What Made This Hard to Find Without AI
Three characteristics made this root cause elusive for traditional monitoring:
Dashboard invisibility. A standard ESP dashboard shows aggregate bounce rates. It would have shown this sender's overall bounce rate rising, but wouldn't have isolated that 82.7% of bounces were Microsoft-specific authentication failures. Engagor's AI broke it down by ISP, by bounce category, and by authentication type automatically.
Validator contradiction. Every external DKIM validation tool said the signature was valid. Because the RFC violation was in the message structure, not in the cryptographic signing itself, standard validators missed it. You had to look at the raw message and count header occurrences manually.
Single-provider manifestation. When a problem only appears at one mailbox provider, the instinct is to blame that provider. "Microsoft is being strict again." Without cross-ISP comparative analysis — which Engagor does automatically — you might waste days waiting for Microsoft to "fix their side" instead of looking at your own message composition.
The Takeaway
Microsoft's stricter authentication enforcement since early 2026 is not just catching senders with missing DKIM records or misconfigured DNS. It is surfacing message composition bugs that have existed for years but never caused visible problems because Gmail and others tolerated them.

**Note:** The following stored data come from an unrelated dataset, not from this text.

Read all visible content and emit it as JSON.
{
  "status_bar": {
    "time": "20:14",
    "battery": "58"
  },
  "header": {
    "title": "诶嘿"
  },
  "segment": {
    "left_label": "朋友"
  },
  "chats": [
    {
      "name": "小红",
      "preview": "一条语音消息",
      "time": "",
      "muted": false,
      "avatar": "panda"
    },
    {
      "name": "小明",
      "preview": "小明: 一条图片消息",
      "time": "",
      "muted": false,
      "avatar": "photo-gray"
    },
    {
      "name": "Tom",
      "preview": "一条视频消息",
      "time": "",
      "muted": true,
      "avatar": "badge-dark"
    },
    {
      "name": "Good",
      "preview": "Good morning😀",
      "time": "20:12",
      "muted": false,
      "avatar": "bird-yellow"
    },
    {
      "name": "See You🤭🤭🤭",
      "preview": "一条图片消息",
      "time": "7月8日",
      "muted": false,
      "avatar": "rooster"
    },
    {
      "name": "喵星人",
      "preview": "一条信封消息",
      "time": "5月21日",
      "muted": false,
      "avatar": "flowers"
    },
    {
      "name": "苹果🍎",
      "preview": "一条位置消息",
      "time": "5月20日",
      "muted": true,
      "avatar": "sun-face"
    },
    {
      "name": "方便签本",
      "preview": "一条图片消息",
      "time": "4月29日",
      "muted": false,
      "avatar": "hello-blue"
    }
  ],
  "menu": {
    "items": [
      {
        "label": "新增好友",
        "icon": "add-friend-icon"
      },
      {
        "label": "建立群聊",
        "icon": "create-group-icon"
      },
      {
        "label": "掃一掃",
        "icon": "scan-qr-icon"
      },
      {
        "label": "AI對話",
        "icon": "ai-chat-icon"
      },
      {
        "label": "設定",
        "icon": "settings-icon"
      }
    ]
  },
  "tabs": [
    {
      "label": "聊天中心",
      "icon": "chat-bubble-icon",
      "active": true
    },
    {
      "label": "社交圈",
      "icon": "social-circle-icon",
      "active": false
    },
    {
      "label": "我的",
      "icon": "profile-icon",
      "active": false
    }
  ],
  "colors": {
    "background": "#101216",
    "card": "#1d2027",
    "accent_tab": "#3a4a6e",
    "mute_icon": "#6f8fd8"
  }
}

If you are seeing intermittent DKIM failures at Microsoft with Spf=Pass, Dkim=Fail, DMARC=Pass, and your DKIM setup validates fine with every external tool, look at the message itself. Check for duplicate headers. Check the h= tag for repeated entries. The answer may not be in your DNS or your key, but in the message your platform is generating.
Engagor's Autonomous AI detected this issue during a routine health check, without any human asking it to look. AI Studio then provided the analytical depth to trace the root cause from a bounce pattern to a specific RFC violation in under an hour. That is the difference between monitoring and intelligence.